An algorithm-enhanced stool DNA system improves the differential diagnosis of colorectal cancer versus Crohn's disease in high-risk symptomatic patients.

[BACKGROUND AND OBJECTIVE] Crohn's disease (CD) and colorectal cancer (CRC) share many clinical symptoms, making non-invasive differential diagnosis difficult. FIT-sDNA is sensitive for CRC screening in average-risk populations but often gives false positives in CD patients due to inflammation-induced mucosal turnover. This study aimed to develop and validate an algorithm-enhanced system (FIT-sDNA-CA) to improve the specificity of CRC triage using current DNA tests.
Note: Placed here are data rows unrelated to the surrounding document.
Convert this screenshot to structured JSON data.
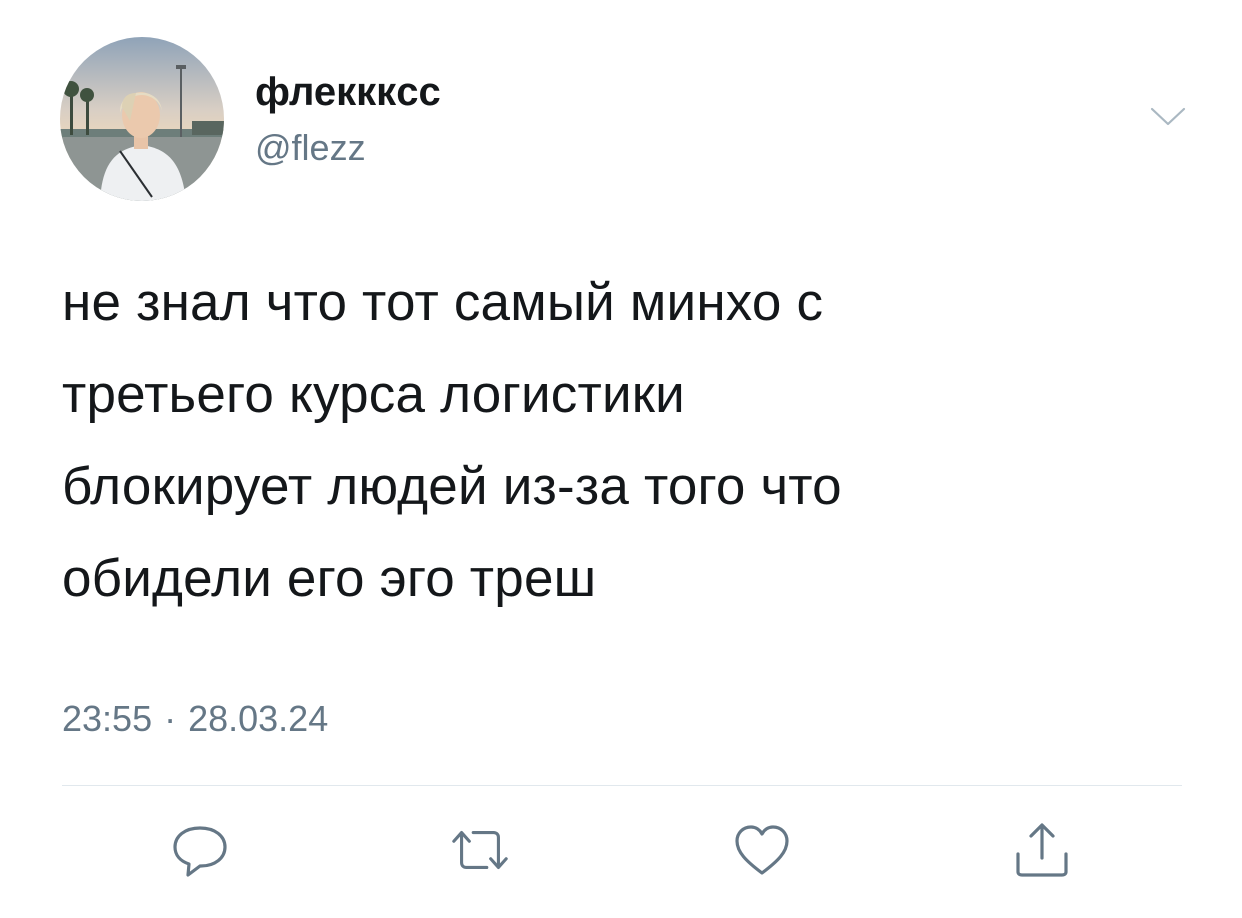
{
  "author": {
    "display_name": "флекккcс",
    "handle": "@flezz"
  },
  "tweet": {
    "lines": [
      "не знал что тот самый минхо с",
      "третьего курса логистики",
      "блокирует людей из-за того что",
      "обидели его эго треш"
    ],
    "time": "23:55",
    "separator": "·",
    "date": "28.03.24"
  },
  "actions": {
    "reply_icon": "reply-icon",
    "retweet_icon": "retweet-icon",
    "like_icon": "heart-icon",
    "share_icon": "share-icon"
  },
  "colors": {
    "text": "#14171a",
    "secondary": "#657786",
    "icon": "#657786",
    "divider": "#e1e8ed"
  }
}
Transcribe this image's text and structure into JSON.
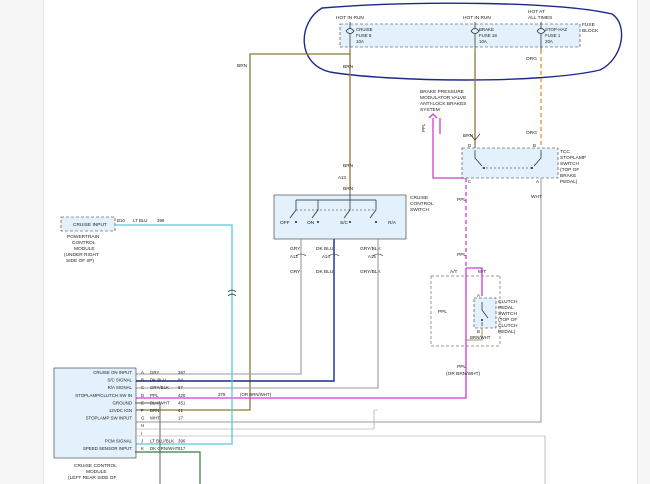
{
  "fuse_block": {
    "hot_in_run_1": "HOT IN RUN",
    "hot_in_run_2": "HOT IN RUN",
    "hot_at_all_times": "HOT AT",
    "hot_at_all_times_2": "ALL TIMES",
    "title_1": "FUSE",
    "title_2": "BLOCK",
    "fuse_cruise_1": "CRUISE",
    "fuse_cruise_2": "FUSE 8",
    "fuse_cruise_3": "10A",
    "fuse_brake_1": "BRAKE",
    "fuse_brake_2": "FUSE 18",
    "fuse_brake_3": "10A",
    "fuse_stop_1": "STOP-HAZ",
    "fuse_stop_2": "FUSE 1",
    "fuse_stop_3": "20A"
  },
  "wires": {
    "brn_a": "BRN",
    "brn_b": "BRN",
    "brn_c": "BRN",
    "brn_d": "BRN",
    "brn_e": "BRN",
    "org_a": "ORG",
    "org_b": "ORG",
    "ppl_a": "PPL",
    "ppl_b": "PPL",
    "ppl_c": "PPL",
    "ppl_d": "PPL",
    "ppl_e": "PPL",
    "ppl_or": "(OR BRN/WHT)",
    "wht": "WHT",
    "brnwht": "BRN/WHT",
    "gry": "GRY",
    "dkblu": "DK BLU",
    "grybl": "GRY/BLK",
    "gry2": "GRY",
    "dkblu2": "DK BLU",
    "grybl2": "GRY/BLK"
  },
  "brake_module": {
    "l1": "BRAKE PRESSURE",
    "l2": "MODULATOR VALVE",
    "l3": "ANTI-LOCK BRAKES",
    "l4": "SYSTEM"
  },
  "tcc_switch": {
    "l1": "TCC",
    "l2": "STOPLAMP",
    "l3": "SWITCH",
    "l4": "(TOP OF",
    "l5": "BRAKE",
    "l6": "PEDAL)",
    "pin_b": "B",
    "pin_c": "C",
    "pin_a": "A",
    "pin_d": "D"
  },
  "cruise_switch": {
    "l1": "CRUISE",
    "l2": "CONTROL",
    "l3": "SWITCH",
    "off": "OFF",
    "on": "ON",
    "sc": "S/C",
    "ra": "R/A",
    "a13": "A13",
    "a12": "A12",
    "a14": "A14",
    "a15": "A15"
  },
  "clutch_switch": {
    "at": "A/T",
    "mt": "M/T",
    "l1": "CLUTCH",
    "l2": "PEDAL",
    "l3": "SWITCH",
    "l4": "(TOP OF",
    "l5": "CLUTCH",
    "l6": "PEDAL)",
    "pin_a": "A",
    "pin_b": "B"
  },
  "pcm": {
    "label": "CRUISE INPUT",
    "pin": "B10",
    "wire": "LT BLU",
    "circuit": "396",
    "n1": "POWERTRAIN",
    "n2": "CONTROL",
    "n3": "MODULE",
    "n4": "(UNDER RIGHT",
    "n5": "SIDE OF I/P)"
  },
  "ccm": {
    "rows": [
      {
        "label": "CRUISE ON INPUT",
        "pin": "A",
        "wire": "GRY",
        "circuit": "397"
      },
      {
        "label": "S/C SIGNAL",
        "pin": "B",
        "wire": "DK BLU",
        "circuit": "84"
      },
      {
        "label": "R/A SIGNAL",
        "pin": "C",
        "wire": "GRY/BLK",
        "circuit": "87"
      },
      {
        "label": "STOPLAMP/CLUTCH SW IN",
        "pin": "D",
        "wire": "PPL",
        "circuit": "420"
      },
      {
        "label": "GROUND",
        "pin": "E",
        "wire": "BLK/WHT",
        "circuit": "451"
      },
      {
        "label": "12VDC IGN",
        "pin": "F",
        "wire": "BRN",
        "circuit": "41"
      },
      {
        "label": "STOPLAMP SW INPUT",
        "pin": "G",
        "wire": "WHT",
        "circuit": "17"
      },
      {
        "label": "",
        "pin": "H",
        "wire": "",
        "circuit": ""
      },
      {
        "label": "",
        "pin": "I",
        "wire": "",
        "circuit": ""
      },
      {
        "label": "PCM SIGNAL",
        "pin": "J",
        "wire": "LT BLU/BLK",
        "circuit": "396"
      },
      {
        "label": "SPEED SENSOR INPUT",
        "pin": "K",
        "wire": "DK GRN/WHT",
        "circuit": "817"
      }
    ],
    "or_note": "(OR BRN/WHT)",
    "or_circuit": "379",
    "n1": "CRUISE CONTROL",
    "n2": "MODULE",
    "n3": "(LEFT REAR SIDE OF"
  },
  "colors": {
    "brn": "#8a7a3a",
    "org": "#e0902a",
    "ppl": "#d23ad0",
    "cyan": "#5ac8d8",
    "navy": "#1a2a8a",
    "grey": "#9a9a9a",
    "dkgrn": "#3a7a3a",
    "box": "#e2f1fb",
    "ink": "#1c2a8a"
  }
}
[METHODS] The study enrolled 312 subjects, comprising a training cohort of 234 confirmed patients and a prospective validation cohort of 78 potential patients initially diagnosed by clinicians with either CD or CRC. Machine learning algorithms integrated gender, age, fecal KRAS mutation, BMP3/NDRG4/SDC2 methylation, fecal calprotectin (FC), and fecal immunochemical test (FIT) results. After comparing eight algorithms, polynomial regression (PR) was determined to be the optimal model.

[RESULTS] The PR model demonstrated superior clinical applicability compared to long short-term memory (LSTM) networks (validation set AUC 0.906 vs 0.794). In CRC differential diagnosis, the FIT-sDNA-CA system achieved a positive predictive value of 69.65 % (95 % CI, 66.73-71.58), significantly higher than FIT (45.93 %) and FC (22.92 %).

[CONCLUSION] By integrating genetic, epigenetic, and inflammatory biomarkers, the FIT-sDNA-CA system effectively filters out confounding signals from intestinal inflammation, overcoming the low specificity limitation of traditional fecal DNA testing. As a highly accurate non-invasive triage tool, this system facilitates early risk stratification for patients with high-risk colorectal cancer symptoms and significantly reduces unnecessary endoscopic referrals.